Bayangan-bayangan masa lalu kini menghampiri Renjun. Saat di mana ia dan Naira bersendagurau, bersenandung bersama. Duduk di taman membicarakan apapun, berdua. Hal tersebut membuatnya kini merasakan sakit yang tak bisa diucapkan dengan kata-kata.

~It's hard for me to forget you, how can the memories be easily forgotten? It's hard for me to hate you, how can I hate you?~

(Sulit bagiku untuk melupakanmu, bagaimana memori bisa dengan mudahnya dilupakan? Sulit bagiku untuk membencimu, bagaimana aku bisa membencimu?)

Tidak. Renjun tidak pernah membenci Naira. Sungguh, perasaannya bahkan kini tak bisa lagi ia tahan.

~If you turn around, there will be someone who is protecting you, always in the same way~

(Ketika kau melihat ke belakang, selalu di tempat yang sama ada seseorang

yang melindungimu.)

Namun, sekelebat peringatan saat itu kembali terngiang di pikiran Renjun. Membuat pemuda itu mengurungkan niatnya untuk mengutarakan isi hati sebenarnya.

Ya, Naira akan celaka jika ia tetap memaksakan kehendak untuk bersamanya.
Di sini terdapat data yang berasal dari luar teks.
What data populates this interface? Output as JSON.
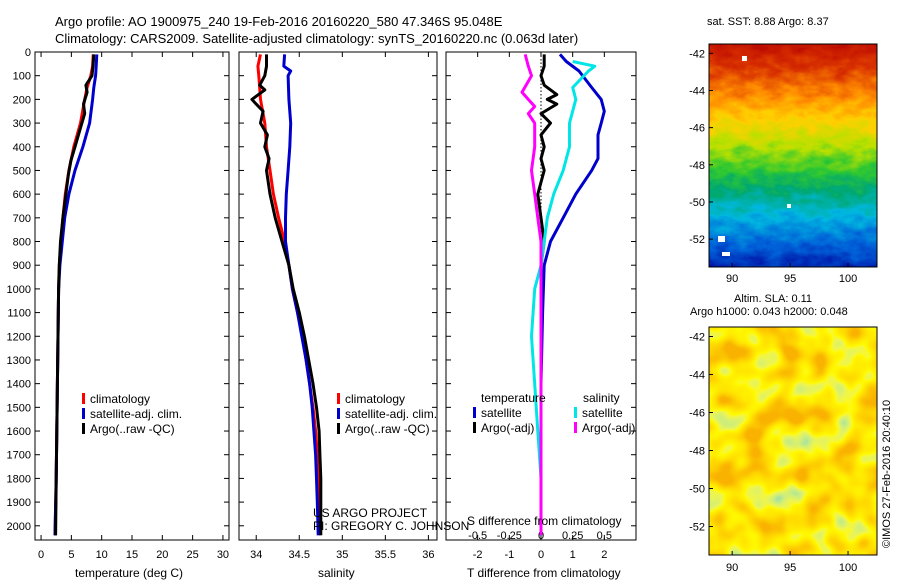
{
  "header": {
    "line1": "Argo profile: AO 1900975_240 19-Feb-2016 20160220_580 47.346S 95.048E",
    "line2": "Climatology: CARS2009. Satellite-adjusted climatology: synTS_20160220.nc (0.063d later)"
  },
  "depth_ticks": [
    0,
    100,
    200,
    300,
    400,
    500,
    600,
    700,
    800,
    900,
    1000,
    1100,
    1200,
    1300,
    1400,
    1500,
    1600,
    1700,
    1800,
    1900,
    2000
  ],
  "chart_data": [
    {
      "id": "temperature",
      "type": "line",
      "xlabel": "temperature (deg C)",
      "xlim": [
        -1,
        31
      ],
      "ylim": [
        2060,
        0
      ],
      "xticks": [
        0,
        5,
        10,
        15,
        20,
        25,
        30
      ],
      "legend": [
        "climatology",
        "satellite-adj. clim.",
        "Argo(..raw -QC)"
      ],
      "series": [
        {
          "name": "climatology",
          "color": "#ff0000",
          "points": [
            [
              8.6,
              10
            ],
            [
              8.5,
              60
            ],
            [
              8.2,
              100
            ],
            [
              7.6,
              150
            ],
            [
              7.2,
              200
            ],
            [
              6.5,
              300
            ],
            [
              5.4,
              400
            ],
            [
              4.6,
              500
            ],
            [
              4.0,
              600
            ],
            [
              3.6,
              700
            ],
            [
              3.3,
              800
            ],
            [
              3.0,
              900
            ],
            [
              2.9,
              1000
            ],
            [
              2.8,
              1200
            ],
            [
              2.7,
              1400
            ],
            [
              2.6,
              1600
            ],
            [
              2.5,
              1800
            ],
            [
              2.3,
              2040
            ]
          ]
        },
        {
          "name": "satellite-adj. clim.",
          "color": "#0000cc",
          "points": [
            [
              9.2,
              10
            ],
            [
              9.1,
              60
            ],
            [
              9.0,
              100
            ],
            [
              8.7,
              150
            ],
            [
              8.5,
              200
            ],
            [
              8.0,
              300
            ],
            [
              6.9,
              400
            ],
            [
              5.6,
              500
            ],
            [
              4.6,
              600
            ],
            [
              3.9,
              700
            ],
            [
              3.5,
              800
            ],
            [
              3.1,
              900
            ],
            [
              2.9,
              1000
            ],
            [
              2.8,
              1200
            ],
            [
              2.7,
              1400
            ],
            [
              2.6,
              1600
            ],
            [
              2.5,
              1800
            ],
            [
              2.3,
              2040
            ]
          ]
        },
        {
          "name": "Argo(..raw -QC)",
          "color": "#000000",
          "points": [
            [
              8.7,
              10
            ],
            [
              8.6,
              50
            ],
            [
              8.4,
              100
            ],
            [
              7.4,
              140
            ],
            [
              7.6,
              170
            ],
            [
              7.0,
              220
            ],
            [
              7.2,
              260
            ],
            [
              6.5,
              320
            ],
            [
              5.6,
              400
            ],
            [
              4.9,
              460
            ],
            [
              4.5,
              520
            ],
            [
              4.1,
              600
            ],
            [
              3.6,
              700
            ],
            [
              3.2,
              800
            ],
            [
              3.0,
              900
            ],
            [
              2.9,
              1000
            ],
            [
              2.8,
              1200
            ],
            [
              2.7,
              1400
            ],
            [
              2.6,
              1600
            ],
            [
              2.5,
              1800
            ],
            [
              2.4,
              2040
            ]
          ]
        }
      ]
    },
    {
      "id": "salinity",
      "type": "line",
      "xlabel": "salinity",
      "xlim": [
        33.8,
        36.1
      ],
      "ylim": [
        2060,
        0
      ],
      "xticks": [
        34,
        34.5,
        35,
        35.5,
        36
      ],
      "legend": [
        "climatology",
        "satellite-adj. clim.",
        "Argo(..raw -QC)"
      ],
      "annotation": [
        "US ARGO PROJECT",
        "PI: GREGORY C. JOHNSON"
      ],
      "series": [
        {
          "name": "climatology",
          "color": "#ff0000",
          "points": [
            [
              34.05,
              10
            ],
            [
              34.02,
              60
            ],
            [
              34.03,
              100
            ],
            [
              34.05,
              200
            ],
            [
              34.1,
              300
            ],
            [
              34.12,
              400
            ],
            [
              34.16,
              500
            ],
            [
              34.2,
              600
            ],
            [
              34.26,
              700
            ],
            [
              34.33,
              800
            ],
            [
              34.38,
              900
            ],
            [
              34.42,
              1000
            ],
            [
              34.48,
              1100
            ],
            [
              34.54,
              1200
            ],
            [
              34.58,
              1300
            ],
            [
              34.62,
              1400
            ],
            [
              34.66,
              1500
            ],
            [
              34.69,
              1600
            ],
            [
              34.71,
              1700
            ],
            [
              34.72,
              1800
            ],
            [
              34.73,
              1900
            ],
            [
              34.74,
              2040
            ]
          ]
        },
        {
          "name": "satellite-adj. clim.",
          "color": "#0000cc",
          "points": [
            [
              34.33,
              10
            ],
            [
              34.32,
              60
            ],
            [
              34.4,
              80
            ],
            [
              34.37,
              100
            ],
            [
              34.38,
              200
            ],
            [
              34.4,
              300
            ],
            [
              34.39,
              400
            ],
            [
              34.37,
              500
            ],
            [
              34.35,
              600
            ],
            [
              34.34,
              700
            ],
            [
              34.34,
              800
            ],
            [
              34.38,
              900
            ],
            [
              34.42,
              1000
            ],
            [
              34.48,
              1100
            ],
            [
              34.53,
              1200
            ],
            [
              34.58,
              1300
            ],
            [
              34.62,
              1400
            ],
            [
              34.65,
              1500
            ],
            [
              34.67,
              1600
            ],
            [
              34.69,
              1700
            ],
            [
              34.7,
              1800
            ],
            [
              34.71,
              1900
            ],
            [
              34.72,
              2040
            ]
          ]
        },
        {
          "name": "Argo(..raw -QC)",
          "color": "#000000",
          "points": [
            [
              34.12,
              10
            ],
            [
              34.12,
              60
            ],
            [
              34.1,
              100
            ],
            [
              34.04,
              140
            ],
            [
              34.1,
              160
            ],
            [
              33.95,
              200
            ],
            [
              34.0,
              220
            ],
            [
              34.08,
              250
            ],
            [
              34.05,
              300
            ],
            [
              34.13,
              350
            ],
            [
              34.1,
              400
            ],
            [
              34.15,
              450
            ],
            [
              34.12,
              500
            ],
            [
              34.16,
              600
            ],
            [
              34.22,
              700
            ],
            [
              34.3,
              800
            ],
            [
              34.38,
              900
            ],
            [
              34.43,
              1000
            ],
            [
              34.5,
              1100
            ],
            [
              34.56,
              1200
            ],
            [
              34.61,
              1300
            ],
            [
              34.66,
              1400
            ],
            [
              34.7,
              1500
            ],
            [
              34.73,
              1600
            ],
            [
              34.74,
              1700
            ],
            [
              34.75,
              1800
            ],
            [
              34.75,
              1900
            ],
            [
              34.75,
              2040
            ]
          ]
        }
      ]
    },
    {
      "id": "difference",
      "type": "line",
      "xlabel": "T difference from climatology",
      "secondary_label": "S difference from climatology",
      "xlim": [
        -3,
        3
      ],
      "ylim": [
        2060,
        0
      ],
      "xticks": [
        -2,
        -1,
        0,
        1,
        2
      ],
      "secondary_ticks": [
        "-0.5",
        "-0.25",
        "0",
        "0.25",
        "0.5"
      ],
      "legend_groups": [
        {
          "title": "temperature",
          "items": [
            "satellite",
            "Argo(-adj)"
          ]
        },
        {
          "title": "salinity",
          "items": [
            "satellite",
            "Argo(-adj)"
          ]
        }
      ],
      "series": [
        {
          "name": "temperature satellite",
          "color": "#0000cc",
          "points": [
            [
              0.6,
              10
            ],
            [
              0.8,
              40
            ],
            [
              1.2,
              80
            ],
            [
              1.6,
              150
            ],
            [
              1.9,
              200
            ],
            [
              2.0,
              250
            ],
            [
              1.9,
              300
            ],
            [
              1.8,
              350
            ],
            [
              1.8,
              450
            ],
            [
              1.6,
              500
            ],
            [
              1.1,
              600
            ],
            [
              0.7,
              700
            ],
            [
              0.3,
              800
            ],
            [
              0.1,
              900
            ],
            [
              0.05,
              1100
            ],
            [
              0.0,
              1400
            ],
            [
              0.0,
              2040
            ]
          ]
        },
        {
          "name": "temperature Argo(-adj)",
          "color": "#000000",
          "points": [
            [
              0.1,
              10
            ],
            [
              0.1,
              60
            ],
            [
              0.0,
              100
            ],
            [
              0.1,
              140
            ],
            [
              0.5,
              180
            ],
            [
              0.2,
              200
            ],
            [
              0.5,
              220
            ],
            [
              0.0,
              260
            ],
            [
              0.3,
              300
            ],
            [
              0.0,
              350
            ],
            [
              0.1,
              400
            ],
            [
              0.0,
              450
            ],
            [
              0.1,
              500
            ],
            [
              -0.1,
              600
            ],
            [
              0.0,
              700
            ],
            [
              0.1,
              800
            ],
            [
              0.0,
              900
            ],
            [
              0.0,
              1200
            ],
            [
              0.0,
              2040
            ]
          ]
        },
        {
          "name": "salinity satellite",
          "color": "#00e5e5",
          "points": [
            [
              1.0,
              40
            ],
            [
              1.7,
              60
            ],
            [
              1.5,
              80
            ],
            [
              1.0,
              150
            ],
            [
              1.1,
              200
            ],
            [
              0.9,
              300
            ],
            [
              0.9,
              400
            ],
            [
              0.7,
              500
            ],
            [
              0.4,
              600
            ],
            [
              0.2,
              700
            ],
            [
              0.1,
              800
            ],
            [
              0.0,
              900
            ],
            [
              -0.2,
              1000
            ],
            [
              -0.3,
              1200
            ],
            [
              -0.2,
              1400
            ],
            [
              -0.1,
              1600
            ],
            [
              0.0,
              1800
            ],
            [
              0.0,
              2040
            ]
          ]
        },
        {
          "name": "salinity Argo(-adj)",
          "color": "#ff00ff",
          "points": [
            [
              -0.5,
              10
            ],
            [
              -0.4,
              60
            ],
            [
              -0.3,
              100
            ],
            [
              -0.6,
              170
            ],
            [
              -0.4,
              200
            ],
            [
              -0.2,
              230
            ],
            [
              -0.4,
              260
            ],
            [
              -0.2,
              300
            ],
            [
              -0.2,
              400
            ],
            [
              -0.3,
              500
            ],
            [
              -0.2,
              600
            ],
            [
              -0.1,
              700
            ],
            [
              0.0,
              800
            ],
            [
              0.0,
              1200
            ],
            [
              0.0,
              2040
            ]
          ]
        }
      ]
    },
    {
      "id": "sst_map",
      "type": "heatmap",
      "title": "sat. SST: 8.88 Argo: 8.37",
      "xticks": [
        90,
        95,
        100
      ],
      "yticks": [
        -42,
        -44,
        -46,
        -48,
        -50,
        -52
      ],
      "xlim": [
        88,
        102.5
      ],
      "ylim": [
        -53.5,
        -41.5
      ]
    },
    {
      "id": "sla_map",
      "type": "heatmap",
      "title": "Altim. SLA: 0.11",
      "subtitle": "Argo h1000: 0.043 h2000: 0.048",
      "xticks": [
        90,
        95,
        100
      ],
      "yticks": [
        -42,
        -44,
        -46,
        -48,
        -50,
        -52
      ],
      "xlim": [
        88,
        102.5
      ],
      "ylim": [
        -53.5,
        -41.5
      ]
    }
  ],
  "credit": "©IMOS 27-Feb-2016 20:40:10"
}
Walaupun Gesya telah tiada, tapi Renjun takut orang lain akan melakukan sesuatu yang buruk pada Naira.

Ternyata selama ini, semua yang Renjun lakukan hanya untuk melindungi Naira.

Hanya untuk Naira... dari dulu hingga sekarang.

Tanpa Renjun sadari, Naira tengah memerhatikannya dari celah jendela. Ia merasakan bagaimana perasaannya yang tersalurkan melalui lagu itu.

Naira paham betul, jika Renjun masih sahabatnya yang dulu. Hanya saja, keadaan membuatnya menjadi sulit.

"Lo, masih Renjun yang gue kenal. Tolong berhenti menyimpan semuanya sendirian Jun..." gumam Naira.

•••

Ketika kau tak bisa memilih, mungkin pengorbananlah yang harus kau ambil.